Taking the democracy principle further, it could be argued that all democratic governments would be suitable to represent their entire nation within a forum such as the IGF. With due respect to politicians and their hard word on our behalf, I would prefer to have wider input in such an important process. It is also not possible to exercise micro-democracy on every decision. If the population of a particularly country is growing at a phenomenal amount, does that mean they should dictate how the Internet works because they have many individuals? I think the answer is no, in the same way the Internet should not be run by the U.S. Government either. What is needed is a middle ground which takes into consideration all the viewpoints, and that is what a stakeholder approach attempts to do.

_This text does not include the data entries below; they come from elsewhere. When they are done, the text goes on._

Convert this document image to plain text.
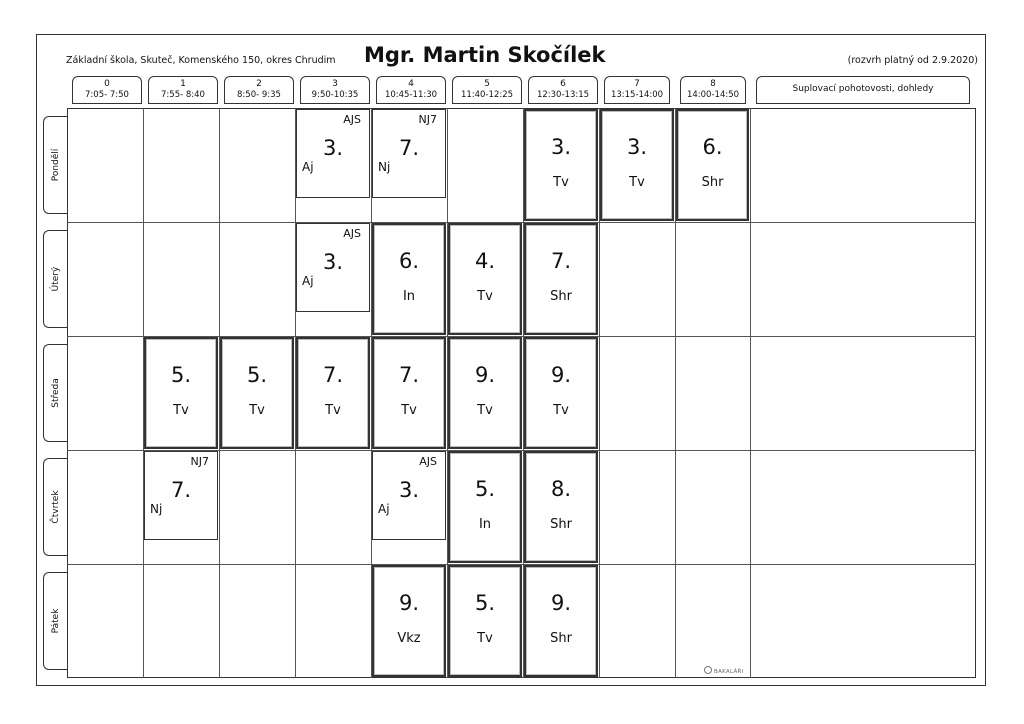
Základní škola, Skuteč, Komenského 150, okres Chrudim Mgr. Martin Skočílek	(rozvrh platný od 2.9.2020)
0
7:05- 7:50
1
7:55- 8:40
2
8:50- 9:35
3
9:50-10:35
4
10:45-11:30
5
11:40-12:25
6
12:30-13:15
7
13:15-14:00
8
14:00-14:50
Suplovací pohotovosti, dohledy
Pondělí
Úterý
Středa
Čtvrtek
Pátek
AJS
3.
Aj
NJ7
7.
Nj
3.
Tv
3.
Tv
6.
Shr
AJS
3.
Aj
6.
In
4.
Tv
7.
Shr
5.
Tv
5.
Tv
7.
Tv
7.
Tv
9.
Tv
9.
Tv
NJ7
7.
Nj
AJS
3.
Aj
5.
In
8.
Shr
9.
Vkz
5.
Tv
9.
Shr
BAKALÁŘI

We also need to recognise that particular stakeholders may have more of a stake than others depending on the policy in question. If we are examining Internationalised Domain Names (domains with accents, or characters from Japanese, Chinese or Arabic languages for example) then the IDN users are a very significant stakeholder group, whilst their significance to the location of root servers is far less relevant (although the same people as a regional group may well have a strong stake in that debate). We need to accept the concept of dynamic stakeholder groups which may vary across time and on different issues. This concept is something I think the IGF has understood from the reference on BBC News from Nitin Desai where he makes reference to dialogue and formation of “coalitions of the willing” rather than a decision making meeting.

As with democracy, stakeholder theory is imperfect both in principle and implementation, but it is not ready to be dropped quite yet. What we need to recognise, which I believe is Karl’s fundemental concern, is that this should be an inclusive rather than an exclusive approach, and this needs to be on a level field rather than giving exclusivity or premium status to particular organisations, especially on a general level.

We have already seen with the IGF a wide ranging range of views on the igf2006.info site, recognising that interests are not limited to the people at the event in Athens in person. This is the beginning of something very interesting. It would be very refreshing to see the United Nations adopt the IGF model of encouraging wider participation more in every type of forum it hosts. The Internet is not a technical development, but a social one, and it will change the world of representation within every level of politics and governance.